Welcome to MyBestGI

Welcome to the MyBestGI Study

Learning how to incorporate healthful foods into your lifestyle can be enjoyable—and that is what we hope participants of the MyBestGI Study will discover!  

 

The goal of the MyBestGI Study is to evaluate methods that can help people achieve and maintain a “preventive” way of eating. Preventive eating refers to an eating pattern that is higher in healthful foods and lower in foods that are linked with increased risks of colon and rectal cancers. We call this "Trading Up" to healthier foods.

 

Research shows that diet plays a significant role in cancer prevention. We hope that the methods that we evaluate in this study, with the help of our participants, will be useful to improve how diet recommendations are made in the future. Our ultimate goal is to help people reduce their risk of cancer and to feel their best by learning how to eat in healthier ways. The other really great thing is that preventive eating can taste good too!


Thank you for your interest in this research. We hope that you will consider contacting us to learn more about the MyBestGI Study.
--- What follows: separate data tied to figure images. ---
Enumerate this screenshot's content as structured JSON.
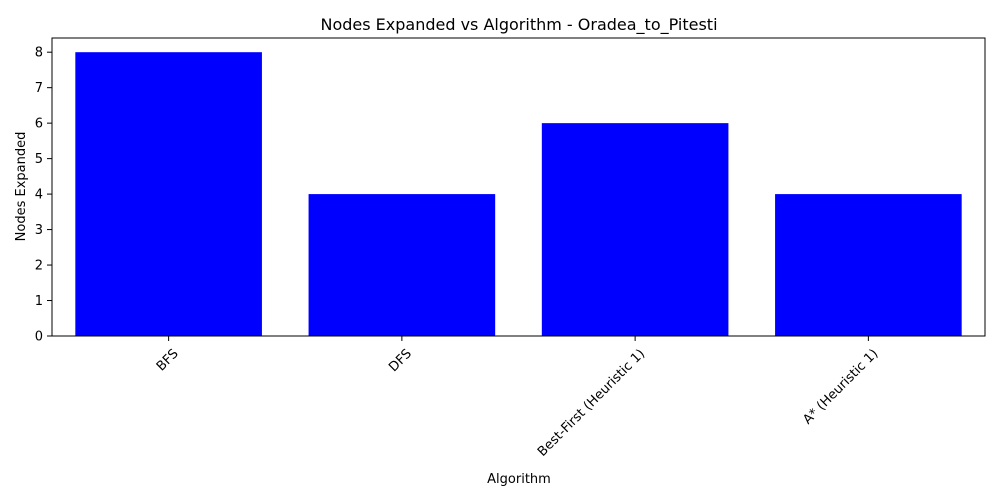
{
  "chart_data": {
    "type": "bar",
    "title": "Nodes Expanded vs Algorithm - Oradea_to_Pitesti",
    "xlabel": "Algorithm",
    "ylabel": "Nodes Expanded",
    "categories": [
      "BFS",
      "DFS",
      "Best-First (Heuristic 1)",
      "A* (Heuristic 1)"
    ],
    "values": [
      8,
      4,
      6,
      4
    ],
    "ylim": [
      0,
      8.4
    ],
    "yticks": [
      0,
      1,
      2,
      3,
      4,
      5,
      6,
      7,
      8
    ],
    "bar_color": "#0000ff",
    "grid": false,
    "legend": "none"
  }
}
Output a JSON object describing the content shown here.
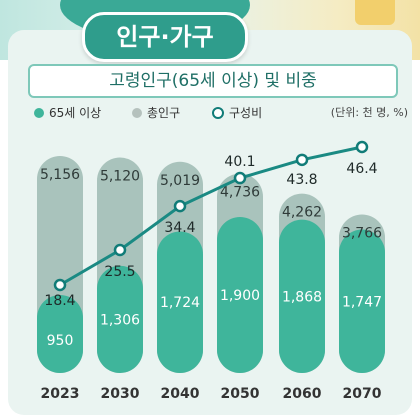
{
  "title": "인구·가구",
  "subtitle": "고령인구(65세 이상) 및 비중",
  "legend": [
    {
      "label": "65세 이상",
      "type": "dot",
      "color": "#3fb59b"
    },
    {
      "label": "총인구",
      "type": "dot",
      "color": "#b5c1bd"
    },
    {
      "label": "구성비",
      "type": "ring",
      "color": "#117c78"
    }
  ],
  "unit_label": "(단위: 천 명, %)",
  "colors": {
    "total_bar": "#a9c3bc",
    "elderly_bar": "#3fb59b",
    "line": "#1a8a83"
  },
  "chart_data": {
    "type": "bar",
    "categories": [
      "2023",
      "2030",
      "2040",
      "2050",
      "2060",
      "2070"
    ],
    "series": [
      {
        "name": "총인구",
        "values": [
          51560,
          51200,
          50190,
          47360,
          42620,
          37660
        ],
        "labels": [
          "5,156",
          "5,120",
          "5,019",
          "4,736",
          "4,262",
          "3,766"
        ]
      },
      {
        "name": "65세 이상",
        "values": [
          9500,
          13060,
          17240,
          19000,
          18680,
          17470
        ],
        "labels": [
          "950",
          "1,306",
          "1,724",
          "1,900",
          "1,868",
          "1,747"
        ]
      },
      {
        "name": "구성비",
        "type": "line",
        "values": [
          18.4,
          25.5,
          34.4,
          40.1,
          43.8,
          46.4
        ],
        "labels": [
          "18.4",
          "25.5",
          "34.4",
          "40.1",
          "43.8",
          "46.4"
        ]
      }
    ]
  }
}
Laurie Buis, Ph.D. and Zora Djuric, Ph.D.

Study Co-Directors

MyBestGI Study

Department of Family Medicine

University of Michigan

Ann Arbor, MI

How Diet Affects Gastrointestinal [GI] Health

Many people ask us how diet can affect the GI system. One important role of nutrients is to keep the GI lining strong. Bacteria are a major part of the microbiome that lives inside of the colon and rectum. Bacteria have both helpful and harmful functions. When you eat plant-based foods and whole grains, that maximizes growth of the helpful bacteria. These bacteria digest fiber to form helpful products that keep the colorectal lining strong. A strong lining has tight connections between the cells.

Some bacteria, on the other hand, produce harmful products. Weak connections between cells in the lining let harmful products leak in. This activates our immune cells. The secretions from the activated immune cells are meant to destroy the harmful bacterial products. However, if this keeps on happening over time, the immune cell secretions do result in damage to the cells lining the colon and rectum, and this increases the chances of cancerous changes happening.